L’action a été continue pour la force de vente, avec l’adoption de smartphones et de tablettes qui embarquent la solution de gestion commerciale ainsi que le CRM. Notre solution de e-commerce Magento sera adoptée peu à peu par toutes les filiales (Entrepôt du bricolage, Mauris, Samse). Elle sera entièrement déployée fin 2025.

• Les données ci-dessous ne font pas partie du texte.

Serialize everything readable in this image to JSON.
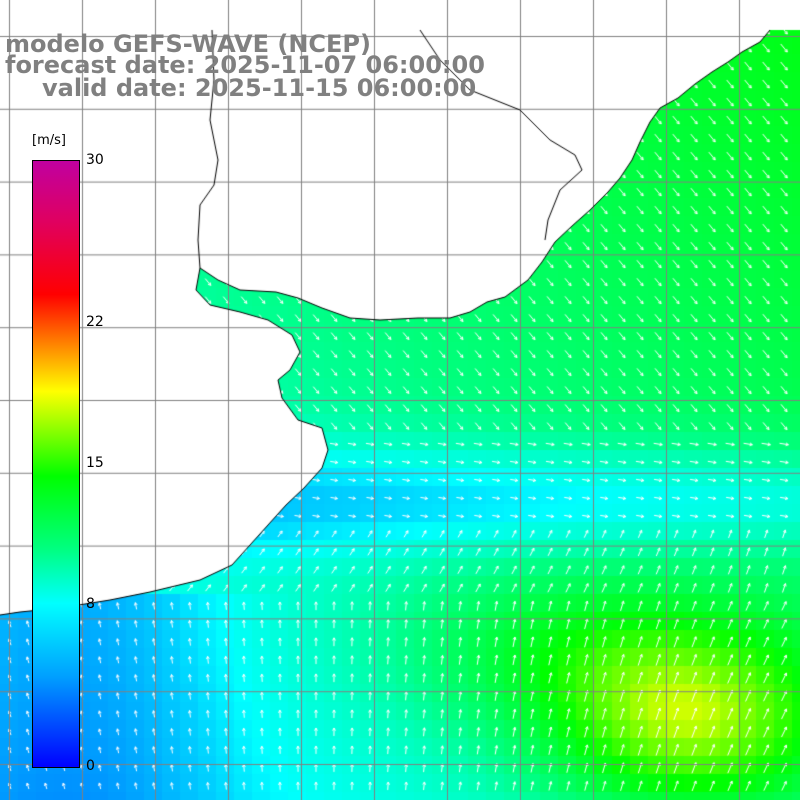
{
  "header": {
    "model": "modelo GEFS-WAVE (NCEP)",
    "forecast": "forecast date: 2025-11-07 06:00:00",
    "valid": "valid date: 2025-11-15 06:00:00"
  },
  "colorbar": {
    "units": "[m/s]",
    "ticks": [
      {
        "label": "30",
        "value": 30
      },
      {
        "label": "22",
        "value": 22
      },
      {
        "label": "15",
        "value": 15
      },
      {
        "label": "8",
        "value": 8
      },
      {
        "label": "0",
        "value": 0
      }
    ],
    "range": [
      0,
      30
    ],
    "colors": [
      "#0000ff",
      "#00a0ff",
      "#00ffff",
      "#00ff80",
      "#00ff00",
      "#80ff00",
      "#ffff00",
      "#ff8000",
      "#ff0000",
      "#c000a0"
    ]
  },
  "map": {
    "variable": "wind speed and direction",
    "grid_color": "#808080",
    "coastline_color": "#000000",
    "land_color": "#ffffff",
    "arrow_color": "#ffffff"
  }
}
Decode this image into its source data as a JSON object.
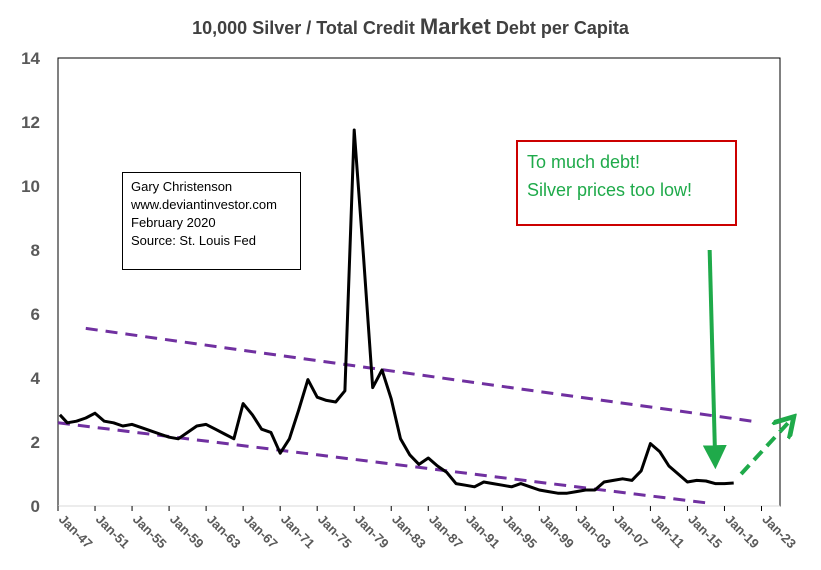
{
  "chart_data": {
    "type": "line",
    "title_parts": [
      "10,000 Silver / Total Credit ",
      "Market",
      " Debt per Capita"
    ],
    "ylim": [
      0,
      14
    ],
    "yticks": [
      "0",
      "2",
      "4",
      "6",
      "8",
      "10",
      "12",
      "14"
    ],
    "xticks": [
      "Jan-47",
      "Jan-51",
      "Jan-55",
      "Jan-59",
      "Jan-63",
      "Jan-67",
      "Jan-71",
      "Jan-75",
      "Jan-79",
      "Jan-83",
      "Jan-87",
      "Jan-91",
      "Jan-95",
      "Jan-99",
      "Jan-03",
      "Jan-07",
      "Jan-11",
      "Jan-15",
      "Jan-19",
      "Jan-23"
    ],
    "xlim": [
      1947,
      2025
    ],
    "grid": false,
    "series": [
      {
        "color": "#000000",
        "x": [
          1947.2,
          1948,
          1949,
          1950,
          1951,
          1952,
          1953,
          1954,
          1955,
          1956,
          1957,
          1958,
          1959,
          1960,
          1961,
          1962,
          1963,
          1964,
          1965,
          1966,
          1967,
          1968,
          1969,
          1970,
          1971,
          1972,
          1973,
          1974,
          1975,
          1976,
          1977,
          1978,
          1979,
          1980,
          1981,
          1982,
          1983,
          1984,
          1985,
          1986,
          1987,
          1988,
          1989,
          1990,
          1991,
          1992,
          1993,
          1994,
          1995,
          1996,
          1997,
          1998,
          1999,
          2000,
          2001,
          2002,
          2003,
          2004,
          2005,
          2006,
          2007,
          2008,
          2009,
          2010,
          2011,
          2012,
          2013,
          2014,
          2015,
          2016,
          2017,
          2018,
          2019,
          2020
        ],
        "y": [
          2.85,
          2.6,
          2.65,
          2.75,
          2.9,
          2.65,
          2.6,
          2.5,
          2.55,
          2.45,
          2.35,
          2.25,
          2.15,
          2.1,
          2.3,
          2.5,
          2.55,
          2.4,
          2.25,
          2.1,
          3.2,
          2.85,
          2.4,
          2.3,
          1.65,
          2.1,
          3.0,
          3.95,
          3.4,
          3.3,
          3.25,
          3.6,
          11.75,
          7.8,
          3.7,
          4.25,
          3.35,
          2.1,
          1.6,
          1.3,
          1.5,
          1.25,
          1.05,
          0.7,
          0.65,
          0.6,
          0.75,
          0.7,
          0.65,
          0.6,
          0.7,
          0.6,
          0.5,
          0.45,
          0.4,
          0.4,
          0.45,
          0.5,
          0.5,
          0.75,
          0.8,
          0.85,
          0.8,
          1.1,
          1.95,
          1.7,
          1.25,
          1.0,
          0.75,
          0.8,
          0.78,
          0.7,
          0.7,
          0.72
        ]
      }
    ],
    "trendlines": [
      {
        "color": "#7030a0",
        "style": "dashed",
        "x": [
          1950,
          2022
        ],
        "y": [
          5.55,
          2.65
        ]
      },
      {
        "color": "#7030a0",
        "style": "dashed",
        "x": [
          1947,
          2017
        ],
        "y": [
          2.6,
          0.1
        ]
      }
    ],
    "arrows": [
      {
        "color": "#1faa4a",
        "style": "solid",
        "from": [
          2017.4,
          8.0
        ],
        "to": [
          2018.0,
          1.4
        ]
      },
      {
        "color": "#1faa4a",
        "style": "dashed",
        "from": [
          2020.8,
          1.0
        ],
        "to": [
          2026.2,
          2.7
        ]
      }
    ],
    "annotations": {
      "author_box": [
        "Gary Christenson",
        "www.deviantinvestor.com",
        "February 2020",
        "Source: St. Louis Fed"
      ],
      "callout": [
        "To much debt!",
        "Silver prices too low!"
      ],
      "callout_border_color": "#cc0000",
      "callout_text_color": "#1faa4a"
    }
  }
}
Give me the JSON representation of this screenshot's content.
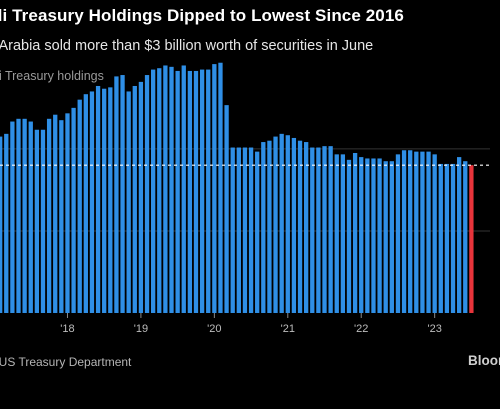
{
  "header": {
    "title": "di Treasury Holdings Dipped to Lowest Since 2016",
    "subtitle": "i Arabia sold more than $3 billion worth of securities in June",
    "series_label": "di Treasury holdings"
  },
  "footer": {
    "source": ": US Treasury Department",
    "brand": "Bloom"
  },
  "colors": {
    "background": "#000000",
    "bar": "#2f8fe6",
    "highlight": "#e8343b",
    "reference_line": "#ffffff",
    "gridline": "#333333"
  },
  "chart_data": {
    "type": "bar",
    "title": "di Treasury Holdings Dipped to Lowest Since 2016",
    "subtitle": "i Arabia sold more than $3 billion worth of securities in June",
    "ylabel": "",
    "xlabel": "",
    "ylim": [
      0,
      185
    ],
    "gridlines": [
      0,
      60,
      120
    ],
    "reference_line": 108.1,
    "x_ticks": [
      {
        "label": "'18",
        "index": 11
      },
      {
        "label": "'19",
        "index": 23
      },
      {
        "label": "'20",
        "index": 35
      },
      {
        "label": "'21",
        "index": 47
      },
      {
        "label": "'22",
        "index": 59
      },
      {
        "label": "'23",
        "index": 71
      }
    ],
    "categories": [
      "2017-01",
      "2017-02",
      "2017-03",
      "2017-04",
      "2017-05",
      "2017-06",
      "2017-07",
      "2017-08",
      "2017-09",
      "2017-10",
      "2017-11",
      "2017-12",
      "2018-01",
      "2018-02",
      "2018-03",
      "2018-04",
      "2018-05",
      "2018-06",
      "2018-07",
      "2018-08",
      "2018-09",
      "2018-10",
      "2018-11",
      "2018-12",
      "2019-01",
      "2019-02",
      "2019-03",
      "2019-04",
      "2019-05",
      "2019-06",
      "2019-07",
      "2019-08",
      "2019-09",
      "2019-10",
      "2019-11",
      "2019-12",
      "2020-01",
      "2020-02",
      "2020-03",
      "2020-04",
      "2020-05",
      "2020-06",
      "2020-07",
      "2020-08",
      "2020-09",
      "2020-10",
      "2020-11",
      "2020-12",
      "2021-01",
      "2021-02",
      "2021-03",
      "2021-04",
      "2021-05",
      "2021-06",
      "2021-07",
      "2021-08",
      "2021-09",
      "2021-10",
      "2021-11",
      "2021-12",
      "2022-01",
      "2022-02",
      "2022-03",
      "2022-04",
      "2022-05",
      "2022-06",
      "2022-07",
      "2022-08",
      "2022-09",
      "2022-10",
      "2022-11",
      "2022-12",
      "2023-01",
      "2023-02",
      "2023-03",
      "2023-04",
      "2023-05",
      "2023-06"
    ],
    "values": [
      129,
      131,
      140,
      142,
      142,
      140,
      134,
      134,
      142,
      145,
      141,
      146,
      150,
      156,
      160,
      162,
      166,
      164,
      165,
      173,
      174,
      162,
      166,
      169,
      174,
      178,
      179,
      181,
      180,
      177,
      181,
      177,
      177,
      178,
      178,
      182,
      183,
      152,
      121,
      121,
      121,
      121,
      118,
      125,
      126,
      129,
      131,
      130,
      128,
      126,
      125,
      121,
      121,
      122,
      122,
      116,
      116,
      112,
      117,
      114,
      113,
      113,
      113,
      111,
      111,
      116,
      119,
      119,
      118,
      118,
      118,
      116,
      109,
      109,
      109,
      114,
      111,
      108.1
    ],
    "highlight_index": 77
  }
}
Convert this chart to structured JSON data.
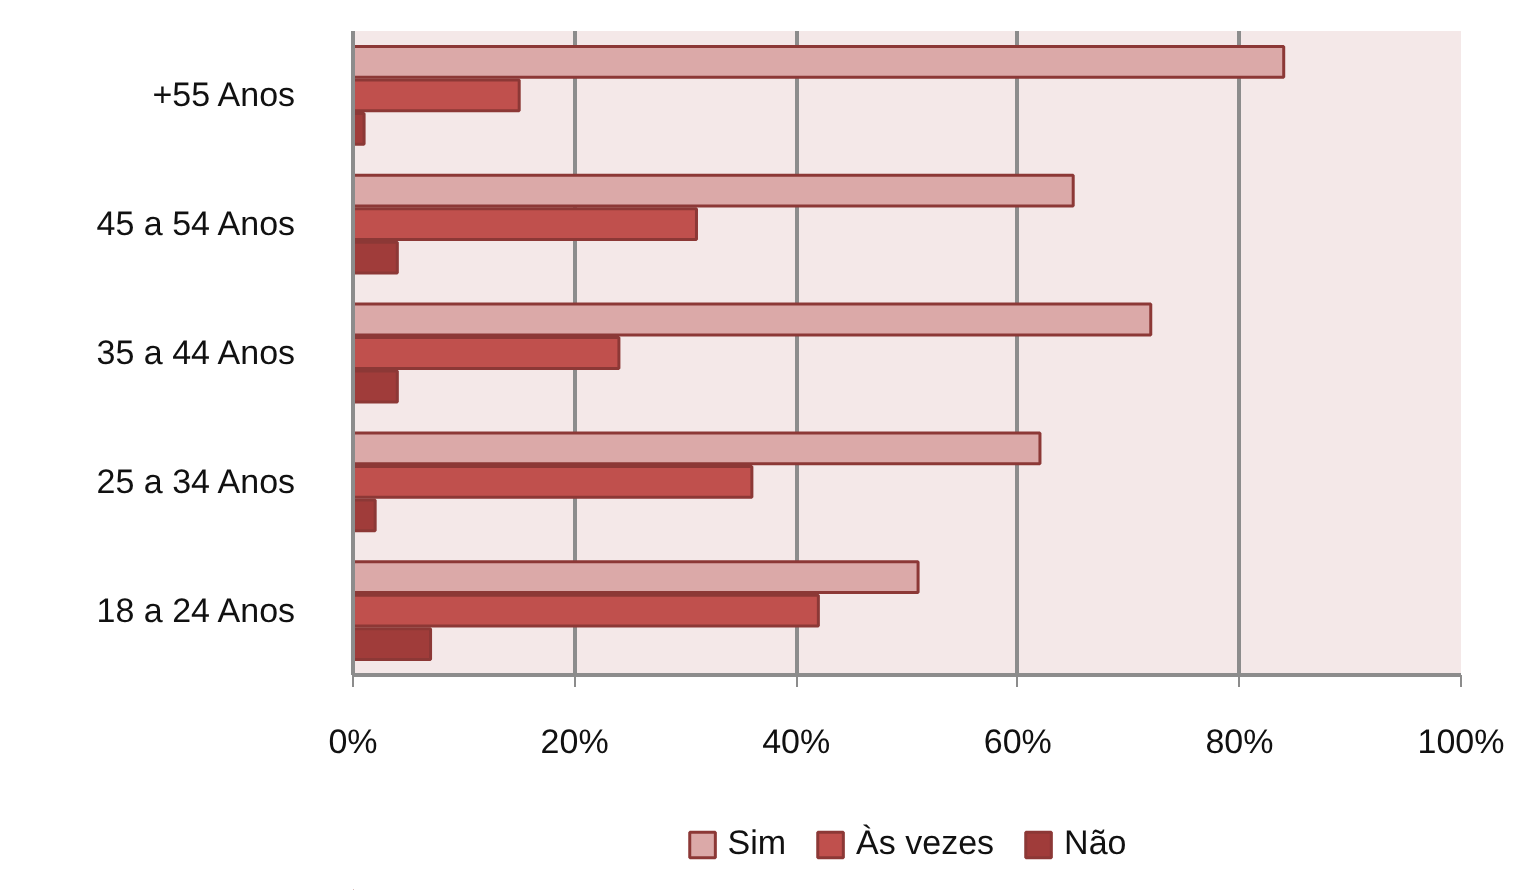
{
  "chart_data": {
    "type": "bar",
    "orientation": "horizontal",
    "categories": [
      "+55 Anos",
      "45 a 54 Anos",
      "35 a 44 Anos",
      "25 a 34 Anos",
      "18 a 24 Anos"
    ],
    "series": [
      {
        "name": "Sim",
        "color": "#dba9a8",
        "values": [
          84,
          65,
          72,
          62,
          51
        ]
      },
      {
        "name": "Às vezes",
        "color": "#c0504d",
        "values": [
          15,
          31,
          24,
          36,
          42
        ]
      },
      {
        "name": "Não",
        "color": "#a03c3a",
        "values": [
          1,
          4,
          4,
          2,
          7
        ]
      }
    ],
    "xlim": [
      0,
      100
    ],
    "xticks": [
      {
        "value": 0,
        "label": "0%"
      },
      {
        "value": 20,
        "label": "20%"
      },
      {
        "value": 40,
        "label": "40%"
      },
      {
        "value": 60,
        "label": "60%"
      },
      {
        "value": 80,
        "label": "80%"
      },
      {
        "value": 100,
        "label": "100%"
      }
    ],
    "grid": "x",
    "legend": "bottom"
  }
}
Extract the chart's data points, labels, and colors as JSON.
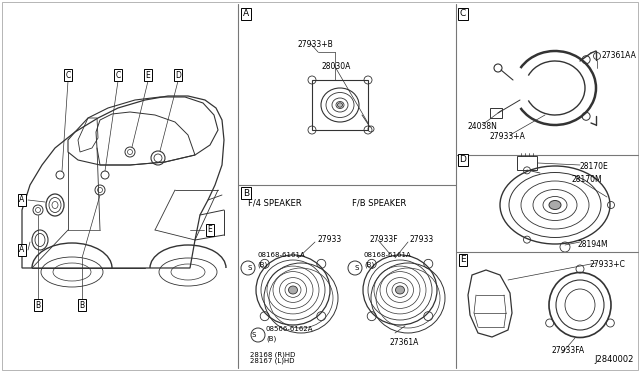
{
  "bg_color": "#ffffff",
  "line_color": "#333333",
  "fig_width": 6.4,
  "fig_height": 3.72,
  "parts": {
    "A_speaker": "27933+B",
    "A_amp": "28030A",
    "B_f4_screw1": "08168-6161A",
    "B_f4_screw_sub1": "(B)",
    "B_f4_part": "27933",
    "B_f4_bottom1": "28168 (R)HD",
    "B_f4_bottom2": "28167 (L)HD",
    "B_f4_screw2": "08566-6162A",
    "B_f4_screw_sub2": "(B)",
    "B_fb_screw1": "08168-6161A",
    "B_fb_screw_sub1": "(B)",
    "B_fb_part": "27933",
    "B_fb_part2": "27933F",
    "B_fb_bottom": "27361A",
    "C_ring": "27361AA",
    "C_harness": "24038N",
    "C_bracket": "27933+A",
    "D_top": "28170E",
    "D_mid": "28170M",
    "D_bottom": "28194M",
    "E_bracket": "27933+C",
    "E_speaker": "27933FA",
    "diagram_code": "J2840002"
  }
}
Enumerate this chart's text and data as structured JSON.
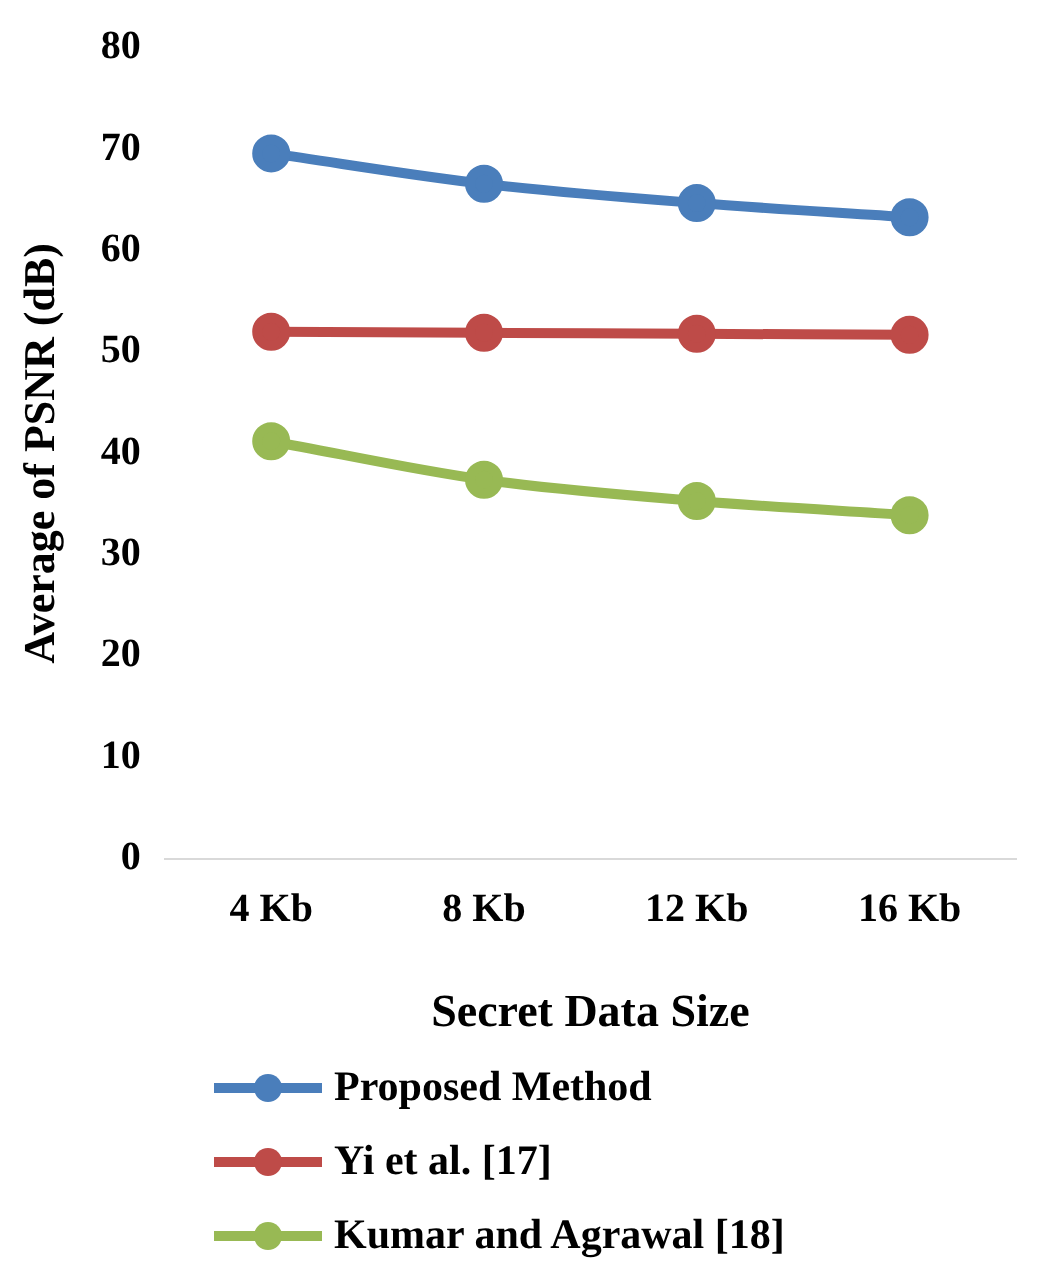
{
  "chart_data": {
    "type": "line",
    "xlabel": "Secret Data Size",
    "ylabel": "Average of PSNR (dB)",
    "categories": [
      "4 Kb",
      "8 Kb",
      "12 Kb",
      "16 Kb"
    ],
    "series": [
      {
        "name": "Proposed Method",
        "color": "#4a7ebb",
        "values": [
          69.6,
          66.6,
          64.7,
          63.3
        ]
      },
      {
        "name": "Yi et al. [17]",
        "color": "#be4b48",
        "values": [
          52.0,
          51.9,
          51.8,
          51.7
        ]
      },
      {
        "name": "Kumar and Agrawal [18]",
        "color": "#98b954",
        "values": [
          41.2,
          37.4,
          35.3,
          33.9
        ]
      }
    ],
    "ylim": [
      0,
      80
    ],
    "yticks": [
      0,
      10,
      20,
      30,
      40,
      50,
      60,
      70,
      80
    ],
    "grid": false,
    "legend": "bottom",
    "marker": "circle",
    "line_style": "solid"
  }
}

Toujours des tensions sur les métiers ?
Laurent Chameroy

Nous avons plus de 400 postes à pourvoir sur notre site Internet, donc 300 en CDI ! Il y a du turn over, notre croissance à accompagner, des départs en retraite et un secteur qui souffre du manque d’attractivité auprès des femmes et des jeunes. C’est un casse-tête pour les petites agences où le chef d’agence doit jouer les remplaçants. Et on court le risque de mal recruter dans l’urgence. Ce problème de RH est le plus dur. Nous assurons des formations grâce à notre centre de professionnalisation. Les CQP ont commencé en 2005 et nous sommes certifiés Qualiopi depuis 2021. Il y a un investissement fort car c’est un levier de satisfaction pour nos collaborateurs. Nous avons également boosté nos alternants depuis 2019 car c’est un bon moyen de dénicher des pépites. Aujourd’hui nous en avons au moins 200 en poste et nous en recherchons encore 100.

Finalement, nos métiers sont attachants quand on les a découverts, grâce au côté humain que l’on a en agence.

Par rapport à la filière REP, comment vous situez-vous ?
Laurent Chameroy

Nous y travaillons. Après avoir consulté les 3 éco-organismes candidats, nous avons décidé de nouer un partenariat  avec Écomobilier, avec qui nous travaillons déjà sur l’activité bricolage. Plusieurs sites pilotes ont déjà été choisis, deux par enseigne et cinq pour Samse, afin de se préparer au déploiement de la REP. Nous sensibilisons les équipes et nous formons les managers. Il faudra revisiter nos métiers à l’aune du changement climatique.